I've been thinking about changing my Antec 902 with the CM Storm Trooper, cuz I have a 360mm rad mounted outside the case and I don't like this way anymore, 
So I want a case that can handle the rad inside it
and i thought the CM Storm would be a good choice for me IF I can mount the rad inside it.
So can I mount my rad inside this case?

Thx


----------



## erocker (Jan 22, 2012)

Looks to me like only a 2x120mm radiator would fit.


----------



## Gainward (Jan 23, 2012)

So there is no way to mount the rad inside it


----------



## sneekypeet (Jan 23, 2012)

Only place that might fit a triple rad is the front, and I'm pretty sure you will have to remove the drive bays.


----------



## Gainward (Jan 24, 2012)

Yes i thought about that (Mounting the rad in the front) And it seems to be the only way to mount the rad

The problem is I have XSPC 750 pump/res. which takes Dual 5.25 Bay


----------



## sneekypeet (Jan 24, 2012)

I have the same kit, that's where that rad came from. To get the dual bay in there would be very tight, as you can see they are just barely usable in the image I added. Tough one for this case!


----------



## m1dg3t (Jan 24, 2012)

What about inside the top panel? I'm not familiar with that case/rad


----------



## sneekypeet (Jan 24, 2012)

"200mm fan x 1, 1000 RPM, 23 dBA (converted to 2 x 120 / 140 mm fans)" straight from CMs website. So essentially you can do a double 120mm or 140mm rad in the top.


----------



## m1dg3t (Jan 24, 2012)

sneekypeet said:


> "200mm fan x 1, 1000 RPM, 23 dBA (converted to 2 x 120 / 140 mm fans)" straight from CMs website. So essentially you can do a double 120mm or 140mm rad in the top.

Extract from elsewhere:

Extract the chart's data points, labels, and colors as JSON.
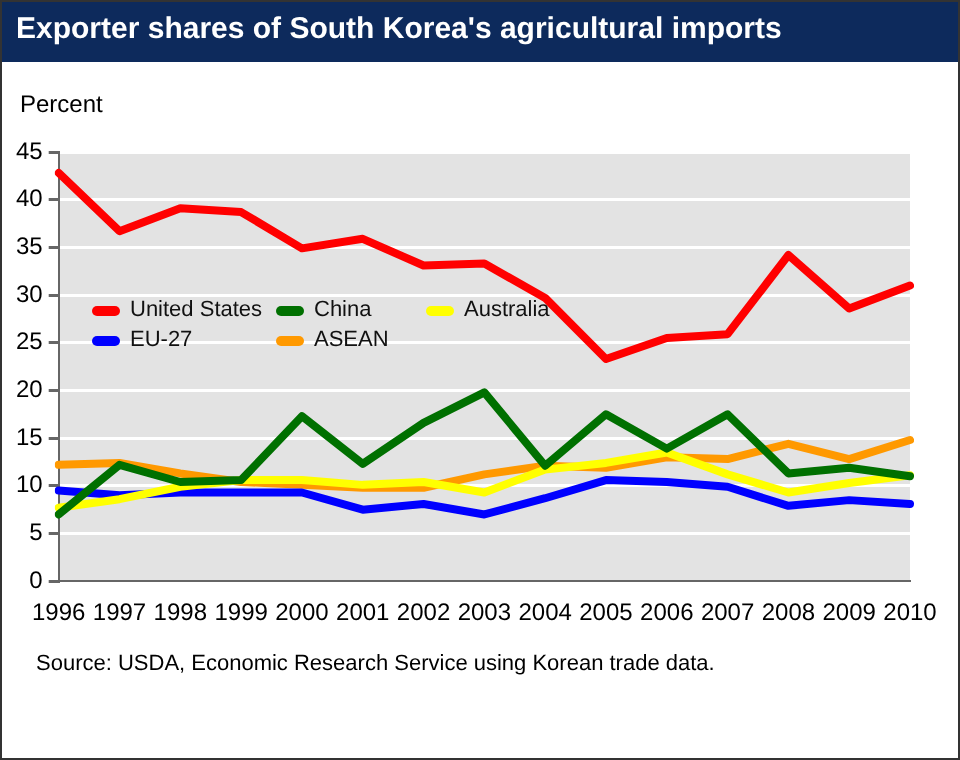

Can't add another spot in there with a Dremmel? Not sure if the case is deep enough to fit it inside though....


----------



## sneekypeet (Jan 24, 2012)

could add a hole but the issue is that the hole you are cutting will be under the front of the handle on top of the case. So not any way for the van to vent freely really. Can be done though.


----------



## ronquilent (Jan 31, 2013)

Is there room to mount one or two 3.5" HDDs with the 360mm rad in the front of the trooper/stryker?

Thanks


----------